Custom image cluster rotation: You can apply previous or new customizations to a previous or new Dataproc base image when recreating the custom image cluster.

Set up rotated clusters

To set up rotated clusters, create unique, timestamp-suffixed cluster names to distinguish previous from new clusters, and then attach labels to clusters that indicate if a cluster is part of a rotated cluster pool and actively receiving new job submissions. This example uses cluster-pool and cluster-state=active labels for these purposes, but you can use your own label names.

  1. Set environment variables:

    PROJECT=project ID \
      REGION=region \
      CLUSTER_POOL=cluster-pool-name \
      CLUSTER_NAME=$CLUSTER_POOL-$(date '+%Y%m%d%H%M') \
      BUCKET=Cloud Storage bucket-name
    

    Notes:

    • cluster-pool-name: The name of the cluster pool associated with one or more clusters. This name is used in the cluster name and with the cluster-pool label attached to the cluster to identify the cluster as part of the pool.
  2. Create the cluster. You can add arguments and use different labels.

    gcloud dataproc clusters create ${CLUSTER_NAME} \
      --project=${PROJECT_ID} \
      --region=${REGION} \
      --bucket=${BUCKET} \
      --labels="cluster-pool=${CLUSTER_POOL},cluster-state=active"
    

Submit jobs to clusters

The following Google Cloud CLI and Apache Airflow directed acyclic graph (DAG) examples submit an Apache Pig job to a cluster. Cluster labels are used to submit the job to an active cluster within a cluster pool.

gcloud

Submit an Apache Pig job located in Cloud Storage. Pick the cluster using labels.

gcloud dataproc jobs submit pig \
    --region=${REGION} \
    --file=gs://${BUCKET}/scripts/script.pig \
    --cluster-labels="cluster-pool=${CLUSTER_POOL},cluster-state=active"
  

Airflow

Submit an Apache Pig job located in Cloud Storage using Airflow. Pick the cluster using labels.

from airflow import DAG
from airflow.providers.google.cloud.operators.dataproc import DataprocSubmitJobOperator
from datetime import datetime

# Declare variables
project_id=  # e.g: my-project
region="us-central1"
dag_id='pig_wordcount'
cluster_labels={"cluster-pool":${CLUSTER_POOL},
                "cluster-state":"active"}
wordcount_script="gs://bucket-name/scripts/wordcount.pig"

# Define DAG

dag = DAG(
    dag_id,
    schedule_interval=None,  
    start_date=datetime(2023, 8, 16),
    catchup=False  
)

PIG_JOB = {
    "reference": {"project_id": project_id},
    "placement": {"cluster_labels": cluster_labels},
    "pig_job": {"query_file_uri": wordcount_script},
}

wordcount_task = DataprocSubmitJobOperator(
    task_id='wordcount',
    region=region,
    project_id=project_id,
    job=PIG_JOB,
    dag=dag
)

Rotate clusters

  1. Update the cluster labels attached to the clusters you are rotating out. This examples uses the cluster-state=pendingfordeletion label to signify that the cluster is not receiving new job submissions and is being rotated out, but you can use your own label for this purpose.

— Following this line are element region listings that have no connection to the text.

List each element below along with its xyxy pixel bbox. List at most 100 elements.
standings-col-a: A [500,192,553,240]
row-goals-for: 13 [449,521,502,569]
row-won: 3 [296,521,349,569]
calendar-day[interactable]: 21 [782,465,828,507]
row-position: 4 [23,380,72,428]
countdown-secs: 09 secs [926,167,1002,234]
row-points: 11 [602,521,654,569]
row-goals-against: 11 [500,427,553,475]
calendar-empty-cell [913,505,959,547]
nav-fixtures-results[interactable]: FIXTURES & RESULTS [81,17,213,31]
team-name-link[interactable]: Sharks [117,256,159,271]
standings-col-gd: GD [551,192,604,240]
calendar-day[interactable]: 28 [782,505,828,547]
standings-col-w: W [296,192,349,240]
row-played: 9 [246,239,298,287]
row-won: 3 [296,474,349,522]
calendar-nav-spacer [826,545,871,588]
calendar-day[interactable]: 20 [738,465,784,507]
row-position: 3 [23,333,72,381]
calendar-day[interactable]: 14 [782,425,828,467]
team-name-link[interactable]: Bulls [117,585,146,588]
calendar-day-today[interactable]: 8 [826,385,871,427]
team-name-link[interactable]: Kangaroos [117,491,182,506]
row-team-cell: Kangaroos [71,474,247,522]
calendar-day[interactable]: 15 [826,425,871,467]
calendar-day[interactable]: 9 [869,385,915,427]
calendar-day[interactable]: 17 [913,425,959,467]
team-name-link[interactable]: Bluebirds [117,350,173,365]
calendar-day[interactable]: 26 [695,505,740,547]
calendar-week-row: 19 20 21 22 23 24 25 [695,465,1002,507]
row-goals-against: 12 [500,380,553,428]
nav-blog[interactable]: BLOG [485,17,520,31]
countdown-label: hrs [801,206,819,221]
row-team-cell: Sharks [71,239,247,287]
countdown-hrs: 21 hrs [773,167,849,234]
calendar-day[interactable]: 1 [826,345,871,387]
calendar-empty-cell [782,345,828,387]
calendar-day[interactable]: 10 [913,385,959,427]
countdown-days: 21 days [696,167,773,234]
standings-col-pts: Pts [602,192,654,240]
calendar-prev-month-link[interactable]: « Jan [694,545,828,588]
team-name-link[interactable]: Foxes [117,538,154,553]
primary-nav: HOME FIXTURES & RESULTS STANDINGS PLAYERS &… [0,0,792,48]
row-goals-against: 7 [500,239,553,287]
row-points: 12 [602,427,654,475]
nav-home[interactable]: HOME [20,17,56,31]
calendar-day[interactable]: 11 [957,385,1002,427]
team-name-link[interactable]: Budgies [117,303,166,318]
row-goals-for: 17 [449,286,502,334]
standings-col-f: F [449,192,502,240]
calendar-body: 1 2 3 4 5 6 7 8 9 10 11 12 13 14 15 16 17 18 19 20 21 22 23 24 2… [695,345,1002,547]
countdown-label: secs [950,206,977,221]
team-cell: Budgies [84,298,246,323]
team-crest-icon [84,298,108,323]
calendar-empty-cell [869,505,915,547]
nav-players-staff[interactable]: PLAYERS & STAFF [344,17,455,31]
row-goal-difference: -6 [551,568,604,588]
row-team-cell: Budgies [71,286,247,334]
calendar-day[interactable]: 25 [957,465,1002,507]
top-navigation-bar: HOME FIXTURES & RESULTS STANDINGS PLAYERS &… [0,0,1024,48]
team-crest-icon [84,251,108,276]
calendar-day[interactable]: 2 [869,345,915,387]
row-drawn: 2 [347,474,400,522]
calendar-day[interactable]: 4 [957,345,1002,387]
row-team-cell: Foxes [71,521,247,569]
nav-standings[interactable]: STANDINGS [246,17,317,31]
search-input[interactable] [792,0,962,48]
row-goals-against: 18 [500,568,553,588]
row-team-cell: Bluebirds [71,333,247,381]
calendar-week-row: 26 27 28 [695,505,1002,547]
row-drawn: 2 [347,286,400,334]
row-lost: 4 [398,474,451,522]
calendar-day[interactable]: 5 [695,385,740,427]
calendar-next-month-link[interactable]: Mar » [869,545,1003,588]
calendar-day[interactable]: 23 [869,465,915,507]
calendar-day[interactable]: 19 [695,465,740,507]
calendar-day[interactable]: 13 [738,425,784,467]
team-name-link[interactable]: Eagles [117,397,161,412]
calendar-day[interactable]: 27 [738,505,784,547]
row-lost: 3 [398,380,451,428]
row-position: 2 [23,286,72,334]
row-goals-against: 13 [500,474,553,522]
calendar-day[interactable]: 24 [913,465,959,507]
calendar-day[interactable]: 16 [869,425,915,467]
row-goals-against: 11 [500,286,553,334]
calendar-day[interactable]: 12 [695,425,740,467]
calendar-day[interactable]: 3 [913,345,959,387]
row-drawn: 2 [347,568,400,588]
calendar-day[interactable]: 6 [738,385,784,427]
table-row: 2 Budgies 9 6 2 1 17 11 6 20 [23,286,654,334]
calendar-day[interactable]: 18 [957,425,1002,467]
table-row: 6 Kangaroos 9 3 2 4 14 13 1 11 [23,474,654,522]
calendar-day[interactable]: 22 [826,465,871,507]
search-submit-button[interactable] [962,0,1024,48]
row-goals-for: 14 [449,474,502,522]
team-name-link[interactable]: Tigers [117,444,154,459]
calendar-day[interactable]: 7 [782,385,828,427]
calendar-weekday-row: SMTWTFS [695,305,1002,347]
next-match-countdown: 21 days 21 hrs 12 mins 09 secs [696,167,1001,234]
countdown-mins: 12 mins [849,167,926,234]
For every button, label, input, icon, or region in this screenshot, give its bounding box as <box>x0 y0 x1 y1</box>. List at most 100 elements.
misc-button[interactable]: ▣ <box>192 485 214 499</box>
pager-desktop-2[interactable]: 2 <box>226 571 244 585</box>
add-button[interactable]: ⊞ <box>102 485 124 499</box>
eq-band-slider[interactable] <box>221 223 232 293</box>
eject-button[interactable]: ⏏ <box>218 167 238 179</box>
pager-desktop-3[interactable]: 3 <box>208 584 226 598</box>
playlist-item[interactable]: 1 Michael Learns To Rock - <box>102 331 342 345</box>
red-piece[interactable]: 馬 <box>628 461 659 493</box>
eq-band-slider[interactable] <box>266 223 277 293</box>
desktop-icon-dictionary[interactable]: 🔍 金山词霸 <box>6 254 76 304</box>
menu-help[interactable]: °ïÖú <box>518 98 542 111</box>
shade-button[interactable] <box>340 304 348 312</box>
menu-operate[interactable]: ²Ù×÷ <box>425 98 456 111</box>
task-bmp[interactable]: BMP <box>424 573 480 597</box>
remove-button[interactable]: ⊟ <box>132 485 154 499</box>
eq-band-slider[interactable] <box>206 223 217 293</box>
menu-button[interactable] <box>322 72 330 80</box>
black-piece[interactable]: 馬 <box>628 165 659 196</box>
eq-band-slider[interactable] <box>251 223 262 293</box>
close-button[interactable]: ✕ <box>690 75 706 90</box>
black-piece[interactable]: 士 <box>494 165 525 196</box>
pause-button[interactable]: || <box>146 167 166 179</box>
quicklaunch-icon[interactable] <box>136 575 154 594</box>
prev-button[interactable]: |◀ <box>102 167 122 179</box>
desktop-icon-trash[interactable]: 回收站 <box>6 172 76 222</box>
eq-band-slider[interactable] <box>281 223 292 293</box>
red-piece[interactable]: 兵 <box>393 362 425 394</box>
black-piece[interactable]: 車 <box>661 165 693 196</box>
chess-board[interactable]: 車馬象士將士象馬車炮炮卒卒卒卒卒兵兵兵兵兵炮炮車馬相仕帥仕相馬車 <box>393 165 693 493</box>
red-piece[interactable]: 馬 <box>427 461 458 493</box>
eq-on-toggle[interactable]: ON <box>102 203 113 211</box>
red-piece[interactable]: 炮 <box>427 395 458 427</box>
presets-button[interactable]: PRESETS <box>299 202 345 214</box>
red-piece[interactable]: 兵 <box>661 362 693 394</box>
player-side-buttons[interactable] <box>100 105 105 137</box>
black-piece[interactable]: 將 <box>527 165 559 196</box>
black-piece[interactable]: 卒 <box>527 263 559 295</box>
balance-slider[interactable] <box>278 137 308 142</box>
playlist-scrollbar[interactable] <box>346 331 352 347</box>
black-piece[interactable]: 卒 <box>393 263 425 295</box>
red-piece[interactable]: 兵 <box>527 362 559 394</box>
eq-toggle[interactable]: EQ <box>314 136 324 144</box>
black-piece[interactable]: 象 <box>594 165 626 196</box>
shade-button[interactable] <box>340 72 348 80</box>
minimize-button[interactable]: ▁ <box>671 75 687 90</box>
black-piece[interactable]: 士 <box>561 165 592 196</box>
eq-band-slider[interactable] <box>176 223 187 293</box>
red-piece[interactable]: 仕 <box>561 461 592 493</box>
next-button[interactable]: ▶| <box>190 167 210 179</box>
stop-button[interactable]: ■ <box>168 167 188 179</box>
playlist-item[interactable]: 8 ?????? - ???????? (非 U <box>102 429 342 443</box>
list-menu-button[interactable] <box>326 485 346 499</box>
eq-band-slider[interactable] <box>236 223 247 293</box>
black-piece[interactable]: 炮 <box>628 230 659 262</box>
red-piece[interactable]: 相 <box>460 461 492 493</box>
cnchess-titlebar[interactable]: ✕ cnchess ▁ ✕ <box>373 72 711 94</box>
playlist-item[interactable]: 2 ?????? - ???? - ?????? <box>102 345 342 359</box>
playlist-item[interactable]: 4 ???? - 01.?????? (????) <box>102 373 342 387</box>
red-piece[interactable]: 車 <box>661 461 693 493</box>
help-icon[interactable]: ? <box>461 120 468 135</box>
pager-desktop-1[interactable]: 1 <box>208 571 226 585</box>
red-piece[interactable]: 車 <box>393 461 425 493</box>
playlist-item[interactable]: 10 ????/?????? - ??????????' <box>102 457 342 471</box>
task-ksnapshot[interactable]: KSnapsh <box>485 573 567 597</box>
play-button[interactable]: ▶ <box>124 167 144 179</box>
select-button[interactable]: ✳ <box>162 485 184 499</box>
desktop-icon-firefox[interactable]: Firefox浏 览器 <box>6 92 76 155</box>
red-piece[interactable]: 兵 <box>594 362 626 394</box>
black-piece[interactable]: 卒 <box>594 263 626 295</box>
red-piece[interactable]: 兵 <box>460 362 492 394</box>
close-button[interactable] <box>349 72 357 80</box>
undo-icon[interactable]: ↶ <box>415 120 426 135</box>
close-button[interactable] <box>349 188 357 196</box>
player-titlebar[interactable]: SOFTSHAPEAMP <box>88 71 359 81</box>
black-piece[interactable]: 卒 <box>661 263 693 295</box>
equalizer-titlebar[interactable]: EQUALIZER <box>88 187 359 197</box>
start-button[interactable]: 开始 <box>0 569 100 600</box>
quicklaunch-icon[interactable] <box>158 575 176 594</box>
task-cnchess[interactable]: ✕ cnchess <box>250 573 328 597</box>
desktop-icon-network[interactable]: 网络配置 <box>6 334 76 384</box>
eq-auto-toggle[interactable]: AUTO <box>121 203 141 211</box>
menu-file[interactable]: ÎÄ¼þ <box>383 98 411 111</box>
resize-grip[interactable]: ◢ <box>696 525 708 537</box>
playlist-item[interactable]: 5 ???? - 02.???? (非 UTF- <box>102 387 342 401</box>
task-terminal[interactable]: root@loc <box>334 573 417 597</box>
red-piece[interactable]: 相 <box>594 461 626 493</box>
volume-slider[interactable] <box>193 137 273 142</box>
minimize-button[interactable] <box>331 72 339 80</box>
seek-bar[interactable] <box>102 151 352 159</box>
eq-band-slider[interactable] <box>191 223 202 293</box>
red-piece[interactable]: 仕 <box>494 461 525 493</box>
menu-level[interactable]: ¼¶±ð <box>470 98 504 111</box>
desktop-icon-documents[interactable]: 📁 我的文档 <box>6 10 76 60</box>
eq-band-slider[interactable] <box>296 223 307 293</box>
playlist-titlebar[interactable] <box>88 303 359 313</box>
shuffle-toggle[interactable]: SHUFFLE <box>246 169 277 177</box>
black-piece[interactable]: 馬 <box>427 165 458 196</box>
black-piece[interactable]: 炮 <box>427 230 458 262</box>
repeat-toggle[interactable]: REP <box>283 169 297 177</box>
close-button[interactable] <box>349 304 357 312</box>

    gcloud dataproc clusters update ${CLUSTER_NAME} \
        --region=${REGION} \
        --update-labels="cluster-state=pendingfordeletion"
    

    After the cluster label is updated, the cluster does not receive new jobs since jobs are submitted to clusters within a cluster pool with active labels only (see Submit jobs to clusters).

  2. Delete clusters you are rotating out after they finish running jobs.